# Nota Bene 8.0 is out



## crhoades (May 5, 2006)

http://www.notabene.com

the Lingua Workstation combines a Word Processor, a Bibliographic Database and a Text Search/Retrieval system that allows you to type in Greek and RtoL Hebrew. It allows for outlining as well as on the fly changing of Citation formats and styles (Turabian, MLA, Chicago etc.). This is a powerful research and writing tool worth checking out for people seminary bound or doctoral work bound...

[Edited on 5-5-2006 by crhoades]


----------



## NaphtaliPress (May 5, 2006)

Chris,
Do you know if it uses postscript fonts or can use them or if it is bound to TTF fonts? Maybe opentype?


----------



## crhoades (May 5, 2006)

Not sure, I can check for you. What was the purpose of your question - so I can see if there is a work around for you...


----------



## NaphtaliPress (May 5, 2006)

It may not be an issue, but I normally reset all fonts to postscript or the newer Opentype when professionally typesetting for book publishing. In the past Truetype was a problem, though I am not sure that is ture anymore.

[Edited on 5-5-2006 by NaphtaliPress]


----------



## R. Scott Clark (May 5, 2006)

> _Originally posted by crhoades_
> http://www.notabene.com
> 
> the Lingua Workstation combines a Word Processor, a Bibliographic Database and a Text Search/Retrieval system that allows you to type in Greek and RtoL Hebrew. It allows for outlining as well as on the fly changing of Citation formats and styles (Turabian, MLA, Chicago etc.). This is a powerful research and writing tool worth checking out for people seminary bound or doctoral work bound...
> ...



I used an earlier version of NB. Though I was enthused about the bibliography program, the word processing software was difficult to use. 

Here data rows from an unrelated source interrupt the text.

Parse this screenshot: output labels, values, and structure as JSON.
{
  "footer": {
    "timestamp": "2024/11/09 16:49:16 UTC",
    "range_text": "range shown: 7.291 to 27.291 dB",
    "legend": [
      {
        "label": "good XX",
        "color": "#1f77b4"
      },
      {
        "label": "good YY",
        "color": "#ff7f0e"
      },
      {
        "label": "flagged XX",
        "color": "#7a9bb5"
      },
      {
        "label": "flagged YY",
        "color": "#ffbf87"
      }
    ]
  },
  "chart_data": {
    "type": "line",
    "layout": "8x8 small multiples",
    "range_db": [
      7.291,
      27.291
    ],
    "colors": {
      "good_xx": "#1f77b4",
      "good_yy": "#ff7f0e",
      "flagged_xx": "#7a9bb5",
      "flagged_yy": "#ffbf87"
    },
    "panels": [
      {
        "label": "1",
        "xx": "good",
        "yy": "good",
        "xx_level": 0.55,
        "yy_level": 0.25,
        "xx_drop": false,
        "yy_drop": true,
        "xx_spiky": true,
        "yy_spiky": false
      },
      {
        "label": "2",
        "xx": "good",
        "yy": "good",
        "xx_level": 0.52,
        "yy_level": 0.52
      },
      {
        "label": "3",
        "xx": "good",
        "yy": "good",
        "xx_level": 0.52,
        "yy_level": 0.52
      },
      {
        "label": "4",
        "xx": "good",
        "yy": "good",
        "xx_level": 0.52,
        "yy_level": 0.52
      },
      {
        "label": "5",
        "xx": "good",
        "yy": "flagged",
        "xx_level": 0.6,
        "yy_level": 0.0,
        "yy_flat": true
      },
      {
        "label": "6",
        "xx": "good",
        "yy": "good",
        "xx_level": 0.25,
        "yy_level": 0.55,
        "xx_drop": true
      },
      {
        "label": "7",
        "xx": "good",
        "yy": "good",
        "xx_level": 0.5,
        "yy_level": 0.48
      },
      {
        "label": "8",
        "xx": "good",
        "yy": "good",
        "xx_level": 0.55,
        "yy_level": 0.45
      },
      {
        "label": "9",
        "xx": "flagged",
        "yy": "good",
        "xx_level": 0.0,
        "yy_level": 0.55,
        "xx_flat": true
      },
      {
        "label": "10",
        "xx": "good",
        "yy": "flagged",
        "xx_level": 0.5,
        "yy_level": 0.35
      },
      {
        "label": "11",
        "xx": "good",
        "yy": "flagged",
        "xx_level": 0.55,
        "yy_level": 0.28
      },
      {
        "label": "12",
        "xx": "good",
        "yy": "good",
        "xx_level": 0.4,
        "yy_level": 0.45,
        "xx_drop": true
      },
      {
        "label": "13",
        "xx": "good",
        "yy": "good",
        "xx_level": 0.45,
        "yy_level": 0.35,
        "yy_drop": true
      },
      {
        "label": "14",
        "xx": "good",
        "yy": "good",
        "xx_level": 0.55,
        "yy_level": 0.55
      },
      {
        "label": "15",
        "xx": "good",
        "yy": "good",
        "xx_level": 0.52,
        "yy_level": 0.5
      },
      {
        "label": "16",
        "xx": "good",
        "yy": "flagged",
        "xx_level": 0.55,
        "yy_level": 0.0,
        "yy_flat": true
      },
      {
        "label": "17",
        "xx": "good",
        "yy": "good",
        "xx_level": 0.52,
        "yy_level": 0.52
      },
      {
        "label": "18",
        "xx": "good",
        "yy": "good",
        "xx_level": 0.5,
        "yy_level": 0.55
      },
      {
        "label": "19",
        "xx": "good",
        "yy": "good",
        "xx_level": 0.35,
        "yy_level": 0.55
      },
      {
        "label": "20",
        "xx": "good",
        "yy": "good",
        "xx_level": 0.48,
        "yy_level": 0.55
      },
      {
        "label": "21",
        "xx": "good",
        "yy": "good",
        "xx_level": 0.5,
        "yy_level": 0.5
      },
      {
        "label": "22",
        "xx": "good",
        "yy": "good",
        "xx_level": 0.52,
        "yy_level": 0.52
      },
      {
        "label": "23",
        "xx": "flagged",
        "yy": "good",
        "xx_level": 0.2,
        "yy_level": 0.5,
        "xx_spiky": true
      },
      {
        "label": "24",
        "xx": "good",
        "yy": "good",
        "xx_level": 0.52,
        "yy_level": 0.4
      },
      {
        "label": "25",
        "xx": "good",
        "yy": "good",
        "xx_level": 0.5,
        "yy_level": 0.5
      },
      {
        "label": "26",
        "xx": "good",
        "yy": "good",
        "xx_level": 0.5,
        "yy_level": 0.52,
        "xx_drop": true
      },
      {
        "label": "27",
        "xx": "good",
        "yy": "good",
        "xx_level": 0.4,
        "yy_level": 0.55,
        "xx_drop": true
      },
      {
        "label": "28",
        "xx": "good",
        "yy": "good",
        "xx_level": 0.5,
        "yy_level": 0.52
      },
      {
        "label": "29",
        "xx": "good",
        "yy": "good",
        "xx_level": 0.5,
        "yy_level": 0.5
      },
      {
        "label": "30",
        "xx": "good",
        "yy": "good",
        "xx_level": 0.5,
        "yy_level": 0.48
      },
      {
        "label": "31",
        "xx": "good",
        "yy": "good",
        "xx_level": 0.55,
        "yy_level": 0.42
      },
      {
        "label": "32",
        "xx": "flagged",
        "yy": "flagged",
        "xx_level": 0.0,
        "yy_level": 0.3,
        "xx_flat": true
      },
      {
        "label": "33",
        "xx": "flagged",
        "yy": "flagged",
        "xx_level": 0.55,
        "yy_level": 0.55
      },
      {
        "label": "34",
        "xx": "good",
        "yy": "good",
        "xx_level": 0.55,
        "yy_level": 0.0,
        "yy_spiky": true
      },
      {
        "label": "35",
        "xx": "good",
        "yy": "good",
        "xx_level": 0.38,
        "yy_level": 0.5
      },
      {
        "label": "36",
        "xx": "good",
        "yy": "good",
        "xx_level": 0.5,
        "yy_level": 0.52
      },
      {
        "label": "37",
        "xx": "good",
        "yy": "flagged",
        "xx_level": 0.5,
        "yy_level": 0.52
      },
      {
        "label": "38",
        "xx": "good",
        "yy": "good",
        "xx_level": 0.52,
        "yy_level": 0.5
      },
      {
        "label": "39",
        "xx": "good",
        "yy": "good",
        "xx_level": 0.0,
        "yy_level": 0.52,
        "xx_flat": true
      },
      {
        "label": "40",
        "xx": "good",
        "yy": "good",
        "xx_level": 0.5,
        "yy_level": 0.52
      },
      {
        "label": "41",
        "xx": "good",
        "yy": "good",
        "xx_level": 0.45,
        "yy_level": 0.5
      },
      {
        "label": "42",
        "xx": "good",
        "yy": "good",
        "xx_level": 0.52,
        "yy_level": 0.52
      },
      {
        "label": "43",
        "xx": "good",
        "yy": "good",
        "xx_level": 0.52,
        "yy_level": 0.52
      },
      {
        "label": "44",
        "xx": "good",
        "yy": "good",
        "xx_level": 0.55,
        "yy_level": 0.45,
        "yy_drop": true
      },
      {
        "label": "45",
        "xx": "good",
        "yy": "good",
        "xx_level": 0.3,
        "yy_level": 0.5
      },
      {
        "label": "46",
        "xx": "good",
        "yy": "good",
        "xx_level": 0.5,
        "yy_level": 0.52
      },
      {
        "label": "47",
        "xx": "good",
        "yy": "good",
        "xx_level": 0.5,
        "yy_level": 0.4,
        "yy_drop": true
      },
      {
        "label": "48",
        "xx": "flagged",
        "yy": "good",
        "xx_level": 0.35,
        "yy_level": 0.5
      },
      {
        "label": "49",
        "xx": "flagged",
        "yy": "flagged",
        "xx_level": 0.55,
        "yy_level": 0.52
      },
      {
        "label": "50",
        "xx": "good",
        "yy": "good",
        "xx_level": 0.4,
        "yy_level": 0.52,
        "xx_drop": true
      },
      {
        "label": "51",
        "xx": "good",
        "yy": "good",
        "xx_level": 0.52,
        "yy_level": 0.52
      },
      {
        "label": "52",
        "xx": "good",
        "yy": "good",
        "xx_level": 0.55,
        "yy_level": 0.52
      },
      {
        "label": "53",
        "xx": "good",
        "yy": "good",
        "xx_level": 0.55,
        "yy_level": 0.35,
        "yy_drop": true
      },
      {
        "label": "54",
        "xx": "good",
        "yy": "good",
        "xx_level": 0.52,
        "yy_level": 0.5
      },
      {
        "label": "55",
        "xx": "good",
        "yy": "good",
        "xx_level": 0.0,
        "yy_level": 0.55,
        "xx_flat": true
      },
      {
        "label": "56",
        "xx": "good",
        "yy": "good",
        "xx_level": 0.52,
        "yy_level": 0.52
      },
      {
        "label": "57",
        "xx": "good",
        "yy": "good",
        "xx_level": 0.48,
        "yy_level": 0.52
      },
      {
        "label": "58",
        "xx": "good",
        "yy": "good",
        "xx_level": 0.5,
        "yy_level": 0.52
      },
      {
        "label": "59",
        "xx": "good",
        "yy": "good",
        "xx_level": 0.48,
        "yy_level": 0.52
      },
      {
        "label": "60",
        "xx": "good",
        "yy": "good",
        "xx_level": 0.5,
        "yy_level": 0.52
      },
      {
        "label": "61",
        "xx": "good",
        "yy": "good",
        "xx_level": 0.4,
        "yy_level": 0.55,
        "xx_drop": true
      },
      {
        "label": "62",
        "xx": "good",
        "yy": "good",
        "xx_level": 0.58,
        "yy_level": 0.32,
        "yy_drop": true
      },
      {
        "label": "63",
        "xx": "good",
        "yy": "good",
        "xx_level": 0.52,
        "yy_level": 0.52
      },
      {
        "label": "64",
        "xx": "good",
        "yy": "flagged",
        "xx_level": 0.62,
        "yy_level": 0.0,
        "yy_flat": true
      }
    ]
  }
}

Have they made the WP easier to use?

I went back to Word and got ENDNOTE for bibliographies and footnotes.

I recommend it. 

For bibliographies, StyleEase is much less expensive and also useful.

Cheers,

rsc


----------



## bened (May 5, 2006)

[/quote]

I used an earlier version of NB. Though I was enthused about the bibliography program, the word processing software was difficult to use. 

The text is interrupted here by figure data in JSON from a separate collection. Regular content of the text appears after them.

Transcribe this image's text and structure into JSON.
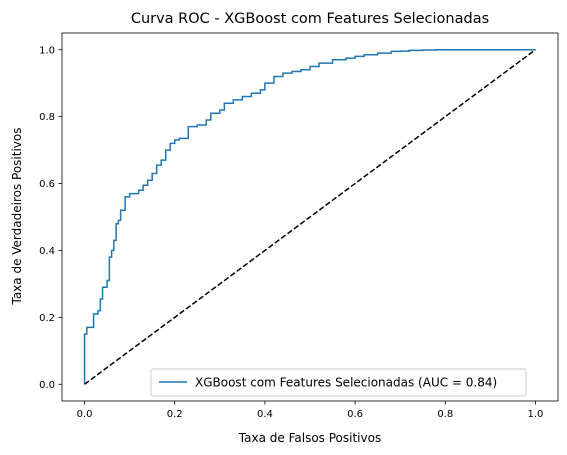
{
  "chart_data": {
    "type": "line",
    "title": "Curva ROC - XGBoost com Features Selecionadas",
    "xlabel": "Taxa de Falsos Positivos",
    "ylabel": "Taxa de Verdadeiros Positivos",
    "xlim": [
      -0.05,
      1.05
    ],
    "ylim": [
      -0.05,
      1.05
    ],
    "xticks": [
      0.0,
      0.2,
      0.4,
      0.6,
      0.8,
      1.0
    ],
    "yticks": [
      0.0,
      0.2,
      0.4,
      0.6,
      0.8,
      1.0
    ],
    "xtick_labels": [
      "0.0",
      "0.2",
      "0.4",
      "0.6",
      "0.8",
      "1.0"
    ],
    "ytick_labels": [
      "0.0",
      "0.2",
      "0.4",
      "0.6",
      "0.8",
      "1.0"
    ],
    "grid": false,
    "legend_position": "lower-right",
    "series": [
      {
        "name": "XGBoost com Features Selecionadas (AUC = 0.84)",
        "color": "#1f77b4",
        "style": "step",
        "x": [
          0.0,
          0.0,
          0.005,
          0.005,
          0.02,
          0.02,
          0.03,
          0.03,
          0.035,
          0.035,
          0.04,
          0.04,
          0.05,
          0.05,
          0.055,
          0.055,
          0.06,
          0.06,
          0.065,
          0.065,
          0.07,
          0.07,
          0.075,
          0.075,
          0.08,
          0.08,
          0.09,
          0.09,
          0.1,
          0.1,
          0.12,
          0.12,
          0.13,
          0.13,
          0.14,
          0.14,
          0.15,
          0.15,
          0.16,
          0.16,
          0.17,
          0.17,
          0.18,
          0.18,
          0.19,
          0.19,
          0.2,
          0.2,
          0.21,
          0.21,
          0.23,
          0.23,
          0.25,
          0.25,
          0.27,
          0.27,
          0.28,
          0.28,
          0.3,
          0.3,
          0.31,
          0.31,
          0.33,
          0.33,
          0.35,
          0.35,
          0.37,
          0.37,
          0.39,
          0.39,
          0.4,
          0.4,
          0.42,
          0.42,
          0.44,
          0.44,
          0.46,
          0.46,
          0.48,
          0.48,
          0.5,
          0.5,
          0.52,
          0.52,
          0.55,
          0.55,
          0.58,
          0.58,
          0.6,
          0.6,
          0.62,
          0.62,
          0.65,
          0.65,
          0.68,
          0.68,
          0.7,
          0.7,
          0.72,
          0.72,
          0.75,
          0.75,
          0.78,
          0.78,
          0.8,
          0.8,
          1.0
        ],
        "y": [
          0.0,
          0.15,
          0.15,
          0.17,
          0.17,
          0.21,
          0.21,
          0.22,
          0.22,
          0.255,
          0.255,
          0.29,
          0.29,
          0.31,
          0.31,
          0.38,
          0.38,
          0.4,
          0.4,
          0.43,
          0.43,
          0.48,
          0.48,
          0.49,
          0.49,
          0.52,
          0.52,
          0.56,
          0.56,
          0.57,
          0.57,
          0.58,
          0.58,
          0.595,
          0.595,
          0.61,
          0.61,
          0.63,
          0.63,
          0.655,
          0.655,
          0.67,
          0.67,
          0.7,
          0.7,
          0.72,
          0.72,
          0.73,
          0.73,
          0.735,
          0.735,
          0.77,
          0.77,
          0.775,
          0.775,
          0.79,
          0.79,
          0.81,
          0.81,
          0.82,
          0.82,
          0.84,
          0.84,
          0.85,
          0.85,
          0.86,
          0.86,
          0.87,
          0.87,
          0.88,
          0.88,
          0.9,
          0.9,
          0.92,
          0.92,
          0.93,
          0.93,
          0.935,
          0.935,
          0.94,
          0.94,
          0.95,
          0.95,
          0.96,
          0.96,
          0.97,
          0.97,
          0.975,
          0.975,
          0.98,
          0.98,
          0.985,
          0.985,
          0.99,
          0.99,
          0.995,
          0.995,
          0.996,
          0.996,
          0.998,
          0.998,
          0.999,
          0.999,
          1.0,
          1.0,
          1.0,
          1.0
        ]
      },
      {
        "color": "#000000",
        "style": "dashed",
        "x": [
          0.0,
          1.0
        ],
        "y": [
          0.0,
          1.0
        ]
      }
    ]
  }
}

Have they made the WP easier to use?

I went back to Word and got ENDNOTE for bibliographies and footnotes.

I recommend it. 

For bibliographies, StyleEase is much less expensive and also useful.

Cheers,

rsc [/quote]

That was my experience as well when finishing up my dmin. My seminary required a few slight variations of Turabian that my 7.0 copy couldn't do effectively for my project report (dmin=dissertation). Was able to write quite a few seminar papers on it, nonetheless. 

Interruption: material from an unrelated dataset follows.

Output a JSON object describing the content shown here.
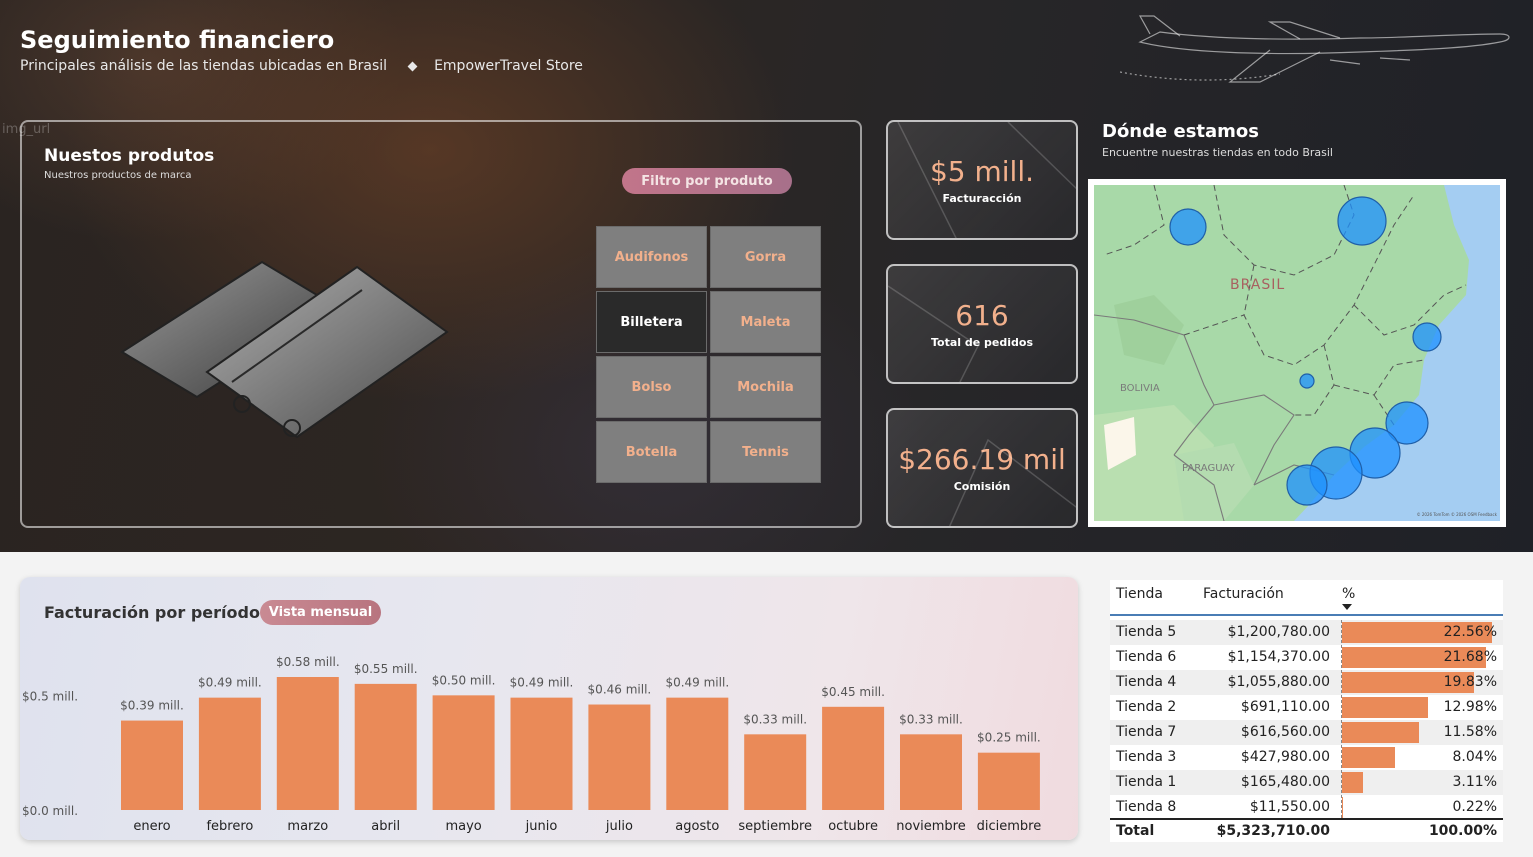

I remember the tech person (who was very kind and helpful) telling me that they were working on an upgrade then but it couldn't do what I needed it to (when I needed it most). By that I mean, it wouldn't auto format my page #s the way I needed. But the deal breaker was its inablility to autoformat internet and software refs according to turabian. I had to hand do them. And sense word was easier to work with sans the auto biblio features, etc., I ended up banging it out on word (wish I would've known wp better, supposed to be better for academic writing than word), but did do my biblio on nb 7 w/help from bookwhere. (That's an awesome program). 

I've used 5.5 through 7 and it can be a great program and tech support folks are personable. It can be stiff and quirky (crash easy), but is powerful. Just make sure it can incorporate _all_ the types of biblio refs that you'll use. Anything outside of a book, magazine, or journal article I had to do by hand, which kinda defeats the purpose. 

But it'd be just my "luck" (notice the quotes!) that the new version prolly handles all my issues. I'd still give that new version a shot if I had to do more acadmic writing or for publishing, etc. 

The other programs sound good, too.


----------